# Joint Compression

## Combining weight palettization with activation quantization

Palettization and Quantization can be applied together to compress both weights and activations in a single model.
The workflow uses the same `KMeansPalettizer` and `Quantizer` APIs covered in previous sections, applied sequentially in a specific order: palettize weights first, then quantize activations on the palettized model.

When combining palettization with activation quantization, the lookup table (LUT) entries should also be quantized to `INT8` via `lut_qspec`.
A floating-point LUT causes operations to execute in floating-point regardless of the activation quantization, whereas an `INT8` LUT allows the runtime to use the faster W_INT8-A_INT8 execution path where available.

For quantizing activations, `graph`-mode quantization is used (the default).

**Note**: Models compressed via the joint compression flow can currently only be finalized to the `Core AI` backend.

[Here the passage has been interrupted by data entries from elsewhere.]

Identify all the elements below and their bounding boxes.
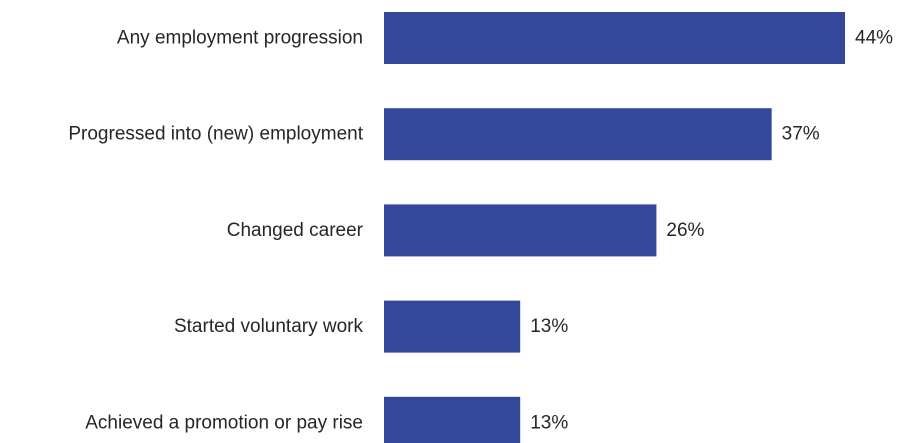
category-label-1: Progressed into (new) employment <box>68 124 363 145</box>
bars-group <box>384 12 845 443</box>
value-label-1: 37% <box>782 124 820 145</box>
category-label-2: Changed career <box>227 220 364 241</box>
category-label-0: Any employment progression <box>117 28 363 49</box>
value-labels-group: 44% 37% 26% 13% 13% <box>530 28 893 434</box>
category-label-4: Achieved a promotion or pay rise <box>85 412 363 433</box>
category-label-3: Started voluntary work <box>174 316 364 337</box>
bar-2 <box>384 204 657 257</box>
category-labels-group: Any employment progression Progressed int… <box>68 28 363 434</box>
value-label-2: 26% <box>666 220 704 241</box>
bar-3 <box>384 300 521 353</box>
bar-1 <box>384 108 772 161</box>
bar-0 <box>384 12 845 64</box>
value-label-3: 13% <box>530 316 568 337</box>
value-label-0: 44% <box>855 28 893 49</box>
value-label-4: 13% <box>530 412 568 433</box>
bar-4 <box>384 396 521 443</box>
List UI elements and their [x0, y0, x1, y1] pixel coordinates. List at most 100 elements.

## Step 1: Palettize weights

Configure 4-bit palettization and run `prepare` to install fake-palettization parametrizations on the model weights.
`INT8` LUT quantization is specified using the `lut_qspec` argument in `PalettizationSpec`.

```python
import torch
import coreai_opt as opt
from coreai_opt.palettization import (
    KMeansPalettizer,
    KMeansPalettizerConfig,
    ModuleKMeansPalettizerConfig,
    PalettizationSpec,
)
from coreai_opt.quantization import QuantizationSpec
from coreai_opt.quantization.spec import QuantizationScheme

lut_qspec = QuantizationSpec(dtype=torch.int8, qscheme=QuantizationScheme.SYMMETRIC)
palett_config = KMeansPalettizerConfig(
    global_config=ModuleKMeansPalettizerConfig(
        op_state_spec={"weight": PalettizationSpec(n_bits=4, lut_qspec=lut_qspec)},
    ),
)

palettizer = KMeansPalettizer(model, palett_config)
palettizer.prepare(example_inputs)
```

## Step 2: Finalize the palettizer

Call `finalize` to replace the `FakePalettize` parametrizations with a `torch.export`-compatible representation.
This must happen before activation quantization is applied because `quantizer.prepare` uses `torch.export`, which cannot trace through the parametrizations.

```python
palettized_model = palettizer.finalize(backend=opt.ExportBackend.CoreAI)
```

## Step 3: Configure and prepare activation quantization

Apply the `Quantizer` to the already-palettized model.
Set `op_state_spec=None` to disable weight quantization — weights are already compressed via palettization, so applying quantization on top would be redundant.
Use a representative data sample for `example_inputs` to provide a reasonable starting point for activation quantization parameters.

```python
from coreai_opt.quantization import (
    ModuleQuantizerConfig,
    Quantizer,
    QuantizerConfig,
)

act_spec = QuantizationSpec(dtype=torch.int8, qscheme=QuantizationScheme.SYMMETRIC)
quant_config = QuantizerConfig(
    global_config=ModuleQuantizerConfig(
        op_state_spec=None,
        op_input_spec={"*": act_spec},
        op_output_spec={"*": act_spec},
    ),
)

quantizer = Quantizer(palettized_model, quant_config)
prepared_model = quantizer.prepare(example_inputs)
```

## Step 4: Calibrate

Run representative data through the prepared model inside `calibration_mode` to collect activation statistics used to compute quantization scales.

```python
with quantizer.calibration_mode():
    for batch in calibration_dataloader:
        prepared_model(batch)
```

## Step 5: Finalize

Call `quantizer.finalize` to convert fake-quantization ops into backend-specific representations.
The model is then ready to be exported for downstream conversion with `coreai-torch`.
Refer to [Integration with Core AI](../introduction/integration_coreai.md) for more details.

```python
final_model = quantizer.finalize(backend=opt.ExportBackend.CoreAI)
```

## Notes

- For a working end-to-end example, see `test_p4a8_compression_mnist_accuracy` in `tests/test_joint_compression.py`.
- For export-related tests, see `test_mnist_p4a8_compression_export` in `tests/export/test_pt2e_mlir_export.py`.
- We explore applying joint compression to the EDSR model [here](../examples/edsr.md).